Maratea is deservedly considered the treasure of the Basilicata region. The only seacoast town on the Tyrrhenian coast of Basilicata, Maratea has been growing in popularity for tourists, and by today has become a true must-see landmark of the region.
The commune of Maratea includes several villages: Acquafredda, Cersuta, Fiumicello, Castrocucco Porto and Marina di Maratea are all located on the coast. The beaches are small, but cozy and picturesque. The area by the beach is tourist-friendly, offering shops, bars and restaurants. Few other villages (Brefaro, Massa, Castello and Santa Caterina) stand on surrounding hills, guaranteeing an amazing sea panorama. Maratea itself, the historic center, stands on a hill. Its the most common place to stay if you’re vacationing in the area. But be aware that getting to the beach involves going up and down steep stairs and a great deal of energy!
What to see in Maratea
Maratea is often called the ‘town of 44 churches’ – clearly due to the number of churches in the area. The village ensemble is watched over by a giant statue of Jesus Christ on the hill of Monte San Biagio. It is definitely worth going up to see it (if you don’t feel like hiking, you can drive or even take a taxi uphill). The statue, Il Renditore, is a highlight of Maratea, and is believed to be blessing the land of Basilicata.

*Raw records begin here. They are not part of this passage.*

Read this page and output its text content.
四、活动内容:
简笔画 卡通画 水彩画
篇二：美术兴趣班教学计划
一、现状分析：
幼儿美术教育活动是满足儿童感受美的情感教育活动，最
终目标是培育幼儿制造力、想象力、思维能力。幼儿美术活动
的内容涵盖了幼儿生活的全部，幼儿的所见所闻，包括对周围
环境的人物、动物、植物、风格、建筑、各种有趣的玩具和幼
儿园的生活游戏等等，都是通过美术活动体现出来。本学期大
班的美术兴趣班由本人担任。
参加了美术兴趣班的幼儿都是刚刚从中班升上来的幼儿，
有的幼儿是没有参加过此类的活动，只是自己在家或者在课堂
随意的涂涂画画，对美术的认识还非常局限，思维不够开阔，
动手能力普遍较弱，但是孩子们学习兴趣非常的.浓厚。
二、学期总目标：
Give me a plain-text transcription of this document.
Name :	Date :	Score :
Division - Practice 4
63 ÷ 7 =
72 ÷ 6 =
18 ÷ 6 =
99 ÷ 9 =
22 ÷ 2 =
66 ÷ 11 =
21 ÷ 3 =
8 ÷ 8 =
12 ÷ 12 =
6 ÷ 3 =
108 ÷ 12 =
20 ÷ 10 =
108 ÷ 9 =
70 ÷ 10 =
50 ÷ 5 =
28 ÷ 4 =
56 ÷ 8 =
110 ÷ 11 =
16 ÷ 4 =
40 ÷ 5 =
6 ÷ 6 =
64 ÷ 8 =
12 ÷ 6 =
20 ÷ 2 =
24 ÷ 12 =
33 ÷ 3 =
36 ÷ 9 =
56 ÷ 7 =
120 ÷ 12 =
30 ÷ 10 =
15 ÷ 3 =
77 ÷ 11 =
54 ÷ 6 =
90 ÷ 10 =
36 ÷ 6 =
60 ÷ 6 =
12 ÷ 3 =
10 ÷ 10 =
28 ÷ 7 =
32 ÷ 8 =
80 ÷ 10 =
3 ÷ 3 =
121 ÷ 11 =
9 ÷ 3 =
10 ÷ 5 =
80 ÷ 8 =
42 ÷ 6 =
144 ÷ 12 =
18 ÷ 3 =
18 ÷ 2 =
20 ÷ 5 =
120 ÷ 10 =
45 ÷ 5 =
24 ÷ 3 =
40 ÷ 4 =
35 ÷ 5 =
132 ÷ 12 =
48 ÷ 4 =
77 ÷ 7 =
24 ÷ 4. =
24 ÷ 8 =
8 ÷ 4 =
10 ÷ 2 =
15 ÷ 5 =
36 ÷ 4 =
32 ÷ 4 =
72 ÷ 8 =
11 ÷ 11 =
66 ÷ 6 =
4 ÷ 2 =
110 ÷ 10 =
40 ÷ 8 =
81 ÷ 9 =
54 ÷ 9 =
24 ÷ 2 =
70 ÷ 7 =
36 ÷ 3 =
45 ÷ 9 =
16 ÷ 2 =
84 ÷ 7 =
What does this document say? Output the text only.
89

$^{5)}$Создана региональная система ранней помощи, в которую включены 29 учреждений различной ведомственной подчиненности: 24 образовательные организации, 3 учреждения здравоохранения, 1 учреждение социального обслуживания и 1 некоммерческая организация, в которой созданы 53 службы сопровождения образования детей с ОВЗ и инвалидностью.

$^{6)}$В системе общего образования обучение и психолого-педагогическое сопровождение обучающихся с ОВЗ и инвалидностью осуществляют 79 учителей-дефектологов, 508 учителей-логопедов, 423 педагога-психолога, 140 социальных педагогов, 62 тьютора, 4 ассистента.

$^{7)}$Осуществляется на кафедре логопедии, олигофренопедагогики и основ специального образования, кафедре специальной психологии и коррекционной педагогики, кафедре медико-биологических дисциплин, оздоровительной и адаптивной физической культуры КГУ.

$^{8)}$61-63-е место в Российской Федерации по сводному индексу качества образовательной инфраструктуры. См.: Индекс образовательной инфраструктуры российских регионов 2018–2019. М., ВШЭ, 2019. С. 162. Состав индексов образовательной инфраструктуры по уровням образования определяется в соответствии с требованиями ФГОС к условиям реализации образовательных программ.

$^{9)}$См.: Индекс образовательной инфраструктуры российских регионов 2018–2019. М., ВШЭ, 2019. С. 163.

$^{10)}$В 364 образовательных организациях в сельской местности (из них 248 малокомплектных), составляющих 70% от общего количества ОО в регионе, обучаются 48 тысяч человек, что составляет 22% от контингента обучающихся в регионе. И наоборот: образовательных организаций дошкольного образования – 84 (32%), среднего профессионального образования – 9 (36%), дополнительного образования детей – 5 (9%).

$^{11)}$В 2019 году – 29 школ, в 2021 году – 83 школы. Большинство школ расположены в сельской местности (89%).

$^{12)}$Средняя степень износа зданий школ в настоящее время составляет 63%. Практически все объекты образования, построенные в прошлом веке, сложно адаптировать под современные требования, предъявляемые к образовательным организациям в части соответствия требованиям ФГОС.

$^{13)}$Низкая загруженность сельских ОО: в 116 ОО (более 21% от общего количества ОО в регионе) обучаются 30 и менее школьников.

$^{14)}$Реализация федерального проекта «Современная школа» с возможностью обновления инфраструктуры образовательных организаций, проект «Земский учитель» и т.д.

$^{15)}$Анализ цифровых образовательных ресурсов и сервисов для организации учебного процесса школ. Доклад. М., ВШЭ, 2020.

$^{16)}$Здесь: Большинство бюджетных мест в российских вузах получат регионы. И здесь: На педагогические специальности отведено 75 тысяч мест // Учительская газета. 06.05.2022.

For the church enthusiasts out there we recommend: Chiesa d’Immacolata, Chiesa d’Annunziata and Chiesa dell’Addolorata located in the main square of Piazza Buraglia. Locals also recommend visiting Chiesa Madre and Chiesetta del Calvario (16th Century), but they are not always open for public and you’ll need to ask about the opening hours on the day. The oldest church in town is Chiesa di San Vito (11th century). It is located near the Chiesa Madre, further uphill from the Piazza Buraglia. Here you can witness old abandoned buildings wither next to newly restored houses. Another photographer’s delight is the medieval Convent of Capuchins – Convento dei Cappuccini. But you don’t have to carry a camera to appreciate the interesting ensemble of towers and churches of the convent. The tangled old streets are a sight themselves. Walking through the town, between the churches and old buildings, listening to the sounds of the town’s life is to be savored by those who have never seen an Italian town not overrun with tourists. Admirers of laid back, small town living – this is the place for you!
Other things to do
Once you’ve explored the upper part of town, it is worth coming down to the sea coast for some fresh sea air. The beach area offers boat activities, such as sailing and fishing. You can rent a boat for cruising along the coast and enjoying the amazing view. The highly recommended locations to visit by the sea are Porto, Marina, Acquafredda and Fiumicello. The beaches there are well-organized, beautiful and cozy.
How to get to Maratea
If you are not a driver with a navigation system, public transport is your solution. There are trains coming from major cities: Naples, Bologna, Florence, Rome, etc. There is also a train from Lamezia Terme in Calabria. Check Trenitalia website to find a convenient route. The following bus companies run for Maratea direction: SITA Sud (www.sitasudtrasporti.it/orari), Rocco Autolinee (www.roccobus.it), Autoservizi Preite S.R.L. (www.autoservizipreite.it).